Protein Rest15 min @ 130.0°F
Decot 8.00 qt mash & heat to 150.0°F

Light Body Infusion In60 min @ 150.0°F
Add 8.00 qt water @ 200.0°F


Notes
Sparge with 5.5 gal at 170°F

http://www.ibrewmaster.com/ Version: 2.620

I am very pleased with the turn out. By using my propane burner instead of my range oven I was able to bring the second addition of water to 200°F much more quickly, resulting in a shorter protein rest and a faster beginning to the 60 minute sugar rest. Also I hit the money with my temperature. Using my igloo cooler I held it at exactly 50°F for a solid hour.

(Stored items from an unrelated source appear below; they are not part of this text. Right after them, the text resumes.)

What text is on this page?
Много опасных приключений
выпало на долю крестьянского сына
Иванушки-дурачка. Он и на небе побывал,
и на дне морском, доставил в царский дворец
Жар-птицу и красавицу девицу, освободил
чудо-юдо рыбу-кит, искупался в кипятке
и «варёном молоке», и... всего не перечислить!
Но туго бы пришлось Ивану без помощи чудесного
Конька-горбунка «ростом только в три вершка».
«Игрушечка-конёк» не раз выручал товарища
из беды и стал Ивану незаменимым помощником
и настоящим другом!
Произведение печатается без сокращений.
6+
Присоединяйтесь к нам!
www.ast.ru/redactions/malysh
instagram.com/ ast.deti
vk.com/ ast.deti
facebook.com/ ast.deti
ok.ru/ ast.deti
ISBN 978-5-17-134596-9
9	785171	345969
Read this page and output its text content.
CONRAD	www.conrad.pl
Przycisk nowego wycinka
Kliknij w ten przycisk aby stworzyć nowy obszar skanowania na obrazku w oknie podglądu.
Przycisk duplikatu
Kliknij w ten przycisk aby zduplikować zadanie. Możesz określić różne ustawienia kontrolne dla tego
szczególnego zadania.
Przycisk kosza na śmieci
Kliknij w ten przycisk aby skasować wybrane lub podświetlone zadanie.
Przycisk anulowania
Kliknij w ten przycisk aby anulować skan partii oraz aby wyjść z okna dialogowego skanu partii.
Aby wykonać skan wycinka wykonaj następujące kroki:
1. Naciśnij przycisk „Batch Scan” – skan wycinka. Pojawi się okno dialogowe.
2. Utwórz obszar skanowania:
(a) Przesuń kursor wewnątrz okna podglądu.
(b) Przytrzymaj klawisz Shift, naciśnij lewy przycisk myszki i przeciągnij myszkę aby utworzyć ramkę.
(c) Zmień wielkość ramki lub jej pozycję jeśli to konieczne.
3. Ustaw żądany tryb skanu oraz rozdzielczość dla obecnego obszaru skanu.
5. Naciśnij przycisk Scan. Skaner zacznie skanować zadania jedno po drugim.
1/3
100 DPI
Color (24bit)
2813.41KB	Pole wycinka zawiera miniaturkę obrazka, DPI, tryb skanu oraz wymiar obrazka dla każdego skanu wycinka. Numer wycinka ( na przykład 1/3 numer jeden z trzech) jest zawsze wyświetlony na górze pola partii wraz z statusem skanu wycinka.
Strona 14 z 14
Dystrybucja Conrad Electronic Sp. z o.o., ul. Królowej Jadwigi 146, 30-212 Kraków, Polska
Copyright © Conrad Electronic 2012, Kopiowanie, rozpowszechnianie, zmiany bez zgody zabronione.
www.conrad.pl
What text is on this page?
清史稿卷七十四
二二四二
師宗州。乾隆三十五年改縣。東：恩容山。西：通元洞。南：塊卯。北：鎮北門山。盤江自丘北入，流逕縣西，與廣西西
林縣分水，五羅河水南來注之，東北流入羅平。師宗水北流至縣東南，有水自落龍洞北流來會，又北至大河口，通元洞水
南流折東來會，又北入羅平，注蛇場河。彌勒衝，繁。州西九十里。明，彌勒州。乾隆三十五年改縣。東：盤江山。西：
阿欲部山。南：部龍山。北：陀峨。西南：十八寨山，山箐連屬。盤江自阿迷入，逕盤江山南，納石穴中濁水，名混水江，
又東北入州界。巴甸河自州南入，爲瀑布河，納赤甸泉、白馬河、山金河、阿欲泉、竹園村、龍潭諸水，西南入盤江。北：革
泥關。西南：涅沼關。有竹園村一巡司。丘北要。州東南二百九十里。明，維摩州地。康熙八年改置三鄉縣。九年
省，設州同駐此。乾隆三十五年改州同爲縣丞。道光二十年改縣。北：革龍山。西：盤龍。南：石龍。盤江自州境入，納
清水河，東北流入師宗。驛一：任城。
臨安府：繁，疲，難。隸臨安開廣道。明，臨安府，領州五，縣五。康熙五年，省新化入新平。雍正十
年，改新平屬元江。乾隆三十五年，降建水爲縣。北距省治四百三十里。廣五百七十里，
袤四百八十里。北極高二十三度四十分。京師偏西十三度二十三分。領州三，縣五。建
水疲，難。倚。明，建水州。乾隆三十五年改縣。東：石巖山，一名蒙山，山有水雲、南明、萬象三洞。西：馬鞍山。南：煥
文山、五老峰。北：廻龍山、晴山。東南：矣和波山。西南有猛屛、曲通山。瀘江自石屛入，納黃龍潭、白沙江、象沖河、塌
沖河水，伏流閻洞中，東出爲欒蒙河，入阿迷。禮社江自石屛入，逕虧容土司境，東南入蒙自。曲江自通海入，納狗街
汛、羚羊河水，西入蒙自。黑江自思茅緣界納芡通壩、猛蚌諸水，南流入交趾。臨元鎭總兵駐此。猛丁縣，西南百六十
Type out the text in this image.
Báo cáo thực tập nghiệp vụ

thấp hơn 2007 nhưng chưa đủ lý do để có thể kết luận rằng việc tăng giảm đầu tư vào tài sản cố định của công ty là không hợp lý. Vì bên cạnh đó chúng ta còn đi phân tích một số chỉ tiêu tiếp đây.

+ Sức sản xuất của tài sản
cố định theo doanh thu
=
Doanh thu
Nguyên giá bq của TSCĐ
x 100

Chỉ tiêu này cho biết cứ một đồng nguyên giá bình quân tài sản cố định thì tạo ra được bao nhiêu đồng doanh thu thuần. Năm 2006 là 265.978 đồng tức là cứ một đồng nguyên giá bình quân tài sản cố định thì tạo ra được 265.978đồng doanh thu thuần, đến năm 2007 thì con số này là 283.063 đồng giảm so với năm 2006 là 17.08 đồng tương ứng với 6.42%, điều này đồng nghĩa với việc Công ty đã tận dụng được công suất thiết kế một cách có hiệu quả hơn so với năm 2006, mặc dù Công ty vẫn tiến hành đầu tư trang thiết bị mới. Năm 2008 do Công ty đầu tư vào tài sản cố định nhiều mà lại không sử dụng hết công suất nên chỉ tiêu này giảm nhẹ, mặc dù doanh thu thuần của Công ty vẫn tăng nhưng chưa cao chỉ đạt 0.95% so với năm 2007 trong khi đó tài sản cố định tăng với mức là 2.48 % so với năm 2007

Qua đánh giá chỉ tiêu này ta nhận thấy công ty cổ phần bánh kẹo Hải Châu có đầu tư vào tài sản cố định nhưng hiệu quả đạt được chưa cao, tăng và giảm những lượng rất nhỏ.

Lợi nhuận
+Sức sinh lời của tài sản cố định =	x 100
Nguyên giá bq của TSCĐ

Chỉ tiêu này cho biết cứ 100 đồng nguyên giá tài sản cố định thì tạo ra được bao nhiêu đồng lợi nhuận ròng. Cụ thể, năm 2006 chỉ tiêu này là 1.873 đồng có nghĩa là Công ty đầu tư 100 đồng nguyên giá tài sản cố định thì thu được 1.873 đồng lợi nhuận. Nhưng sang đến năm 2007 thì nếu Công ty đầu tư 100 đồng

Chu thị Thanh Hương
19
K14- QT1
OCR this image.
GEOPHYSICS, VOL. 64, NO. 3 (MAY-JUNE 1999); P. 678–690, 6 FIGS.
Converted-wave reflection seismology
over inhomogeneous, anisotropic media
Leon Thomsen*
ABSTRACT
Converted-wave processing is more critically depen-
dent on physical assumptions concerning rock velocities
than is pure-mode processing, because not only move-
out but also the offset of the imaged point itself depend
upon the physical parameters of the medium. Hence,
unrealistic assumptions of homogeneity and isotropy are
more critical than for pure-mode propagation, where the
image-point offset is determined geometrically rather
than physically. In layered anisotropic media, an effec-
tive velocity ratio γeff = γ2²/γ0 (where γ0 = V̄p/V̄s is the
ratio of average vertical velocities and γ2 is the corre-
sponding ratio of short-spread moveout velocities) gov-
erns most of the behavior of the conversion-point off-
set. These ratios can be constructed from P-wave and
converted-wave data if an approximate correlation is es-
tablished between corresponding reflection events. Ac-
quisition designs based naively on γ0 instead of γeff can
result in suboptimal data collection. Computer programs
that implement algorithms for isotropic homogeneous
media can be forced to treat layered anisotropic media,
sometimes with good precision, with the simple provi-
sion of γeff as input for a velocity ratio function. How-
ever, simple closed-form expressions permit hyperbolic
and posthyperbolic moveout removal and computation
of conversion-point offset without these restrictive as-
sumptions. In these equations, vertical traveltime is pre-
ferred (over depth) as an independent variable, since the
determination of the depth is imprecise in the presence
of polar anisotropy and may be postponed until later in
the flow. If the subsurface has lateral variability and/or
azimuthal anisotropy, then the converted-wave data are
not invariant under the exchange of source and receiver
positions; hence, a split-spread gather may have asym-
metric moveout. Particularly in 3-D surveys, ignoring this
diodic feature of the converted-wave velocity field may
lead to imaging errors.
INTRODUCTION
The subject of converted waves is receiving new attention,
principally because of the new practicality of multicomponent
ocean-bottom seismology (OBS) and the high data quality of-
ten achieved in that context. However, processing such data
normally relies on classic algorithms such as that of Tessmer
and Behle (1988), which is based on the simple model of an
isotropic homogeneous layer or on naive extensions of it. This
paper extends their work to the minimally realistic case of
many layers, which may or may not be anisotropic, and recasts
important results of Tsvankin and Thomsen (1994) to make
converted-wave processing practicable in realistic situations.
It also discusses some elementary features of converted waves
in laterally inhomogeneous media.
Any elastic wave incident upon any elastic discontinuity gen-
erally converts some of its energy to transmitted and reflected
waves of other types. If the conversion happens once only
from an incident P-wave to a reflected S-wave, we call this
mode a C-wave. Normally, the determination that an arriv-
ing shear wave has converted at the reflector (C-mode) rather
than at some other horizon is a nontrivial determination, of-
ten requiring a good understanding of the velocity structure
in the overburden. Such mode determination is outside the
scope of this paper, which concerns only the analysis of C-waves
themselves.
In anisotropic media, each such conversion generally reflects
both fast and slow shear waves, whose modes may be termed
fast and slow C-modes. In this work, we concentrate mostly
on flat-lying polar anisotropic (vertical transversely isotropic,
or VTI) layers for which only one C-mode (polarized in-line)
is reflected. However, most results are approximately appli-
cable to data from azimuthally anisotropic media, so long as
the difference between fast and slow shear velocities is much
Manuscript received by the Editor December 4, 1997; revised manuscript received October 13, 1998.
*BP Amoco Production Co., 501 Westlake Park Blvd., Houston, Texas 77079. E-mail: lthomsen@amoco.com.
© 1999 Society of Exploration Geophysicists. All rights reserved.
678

There were two minor problems. I used too much sparge water so my yield was about 5.5 gallons and the almonds kept getting my lauter tun stuck. I used pre-roasted almonds this time so I am slightly worried about the oil levels, which have been known to cause a loss of head retention. Also, as I said, the almonds kept sticking in the false bottom so that when I cleared it almond chucks would fall into the brew kettle. I am afraid that boiling these slivers might impart some of those oils too.

I plan on doing another Amber soon, sans Almonds, and to keep cranking out the Rouge Huit. I am about done with Pale Ales, save the Rye Pale Ale. You see I can't find a Rye Pale Ale in Baton Rouge. Austin, Texas's Real Ale makes a damn fine one as well as Athens, Georgia's Terrapin. So in the typical American fashion what can't be bought, must be crafted on one's own.